By: Mylene Oyarzabal
From H&M to Zara, fast fashion is defined as inexpensive clothing rapidly created as a result of demand for contemporary trends. Targeted primarily to women between the ages of 18 to 24, these clothes are typically categorized as “trendy,” only to be of low quality and never to be seen again following the initial wave of demand. While we’re surrounded by it every day, a majority of Americans are not familiar with the consequences that surround this phenomenon. Although these items tend to be beneficial for the large companies that produce them, the amount of unused and discarded clothing that often results from this has contributed to the pollution of our planet, and is continuing at an alarming rate.
Since the year 2000, the production of clothing is believed to have doubled in size, and has in turn damaged the state of our planet dramatically. Fast fashion has been at the forefront of this spectacle, encouraging mass market stores to appeal to what is commonly known as “seasonal collections.” Starting with Zara’s bi-weekly collection releases, many brands from Forever 21 to Wet Seal have replicated the practice: redesigning and releasing new clothes at every major location on a weekly or monthly schedule. These enormous shipments and mass productions have in turn taken a toll on natural resources affecting the environment more than ever before.
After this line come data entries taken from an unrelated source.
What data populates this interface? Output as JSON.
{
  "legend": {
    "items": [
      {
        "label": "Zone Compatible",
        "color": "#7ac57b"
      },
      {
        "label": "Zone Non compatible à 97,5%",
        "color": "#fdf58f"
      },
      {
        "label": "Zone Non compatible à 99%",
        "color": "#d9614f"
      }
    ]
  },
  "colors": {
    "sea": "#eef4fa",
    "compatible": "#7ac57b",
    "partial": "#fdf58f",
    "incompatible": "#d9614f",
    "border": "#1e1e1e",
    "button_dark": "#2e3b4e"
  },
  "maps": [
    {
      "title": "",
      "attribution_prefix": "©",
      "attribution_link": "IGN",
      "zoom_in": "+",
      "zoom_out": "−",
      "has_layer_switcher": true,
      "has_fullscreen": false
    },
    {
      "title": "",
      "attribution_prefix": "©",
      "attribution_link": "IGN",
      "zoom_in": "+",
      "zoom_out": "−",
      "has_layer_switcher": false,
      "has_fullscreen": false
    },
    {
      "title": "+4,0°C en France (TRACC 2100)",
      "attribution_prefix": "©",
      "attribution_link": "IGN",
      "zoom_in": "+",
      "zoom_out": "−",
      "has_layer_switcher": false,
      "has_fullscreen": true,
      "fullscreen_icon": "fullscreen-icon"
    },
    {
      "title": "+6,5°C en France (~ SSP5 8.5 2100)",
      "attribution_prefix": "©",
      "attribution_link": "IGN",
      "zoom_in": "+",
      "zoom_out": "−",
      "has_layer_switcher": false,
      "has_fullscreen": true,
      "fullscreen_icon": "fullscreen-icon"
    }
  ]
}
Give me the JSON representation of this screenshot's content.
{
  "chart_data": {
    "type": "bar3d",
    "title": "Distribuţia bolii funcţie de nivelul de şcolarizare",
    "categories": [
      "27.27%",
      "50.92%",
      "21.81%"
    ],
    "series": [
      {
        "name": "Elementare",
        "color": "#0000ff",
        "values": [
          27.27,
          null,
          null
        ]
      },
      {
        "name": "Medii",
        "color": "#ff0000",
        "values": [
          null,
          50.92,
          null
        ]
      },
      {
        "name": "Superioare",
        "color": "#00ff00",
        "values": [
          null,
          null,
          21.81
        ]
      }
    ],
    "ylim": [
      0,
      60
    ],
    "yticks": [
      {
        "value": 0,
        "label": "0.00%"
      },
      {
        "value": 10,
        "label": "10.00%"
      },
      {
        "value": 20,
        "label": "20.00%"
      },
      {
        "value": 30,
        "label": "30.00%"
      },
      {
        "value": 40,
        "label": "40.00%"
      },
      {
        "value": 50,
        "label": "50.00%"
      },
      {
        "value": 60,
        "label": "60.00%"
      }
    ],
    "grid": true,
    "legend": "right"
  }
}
And while the amount of clothing produced may seem balanced by the continuing growth of the human population, studies have found that clothing is discarded even quicker than ever before. A majority of Americans own 60% more clothing than they did in the year 2000, but only keep hold of them for half as long. The amount of discarded clothes tends to be baffling; on average, 5800 pounds of clothing are burned or landfilled per second. As a result, this amounts to around 182 billion pounds of clothing a year, with the United States alone contributing 26 billion pounds to this obscene number. Taking over 200 years to decompose, our actions are causing clothes to pile up for an indeterminate amount in these landfills and are causing great damage.
The question that we must ask ourselves is how do we resolve this growing issue? An important component to preventing the curse of fast fashion lies in simple inaction. Maintaining our clothes for longer periods of time and refraining from purchasing “hip” new clothing not only saves money, but also helps save the environment. Donating clothing, instead of simply throwing it away, allows clothes to remain in use for longer periods of time and directly maintains them out of landfills. Conscious thinking on our part is essential to breaking the cycle of pollutant clothing, and is becoming a necessity in our consumer-run world.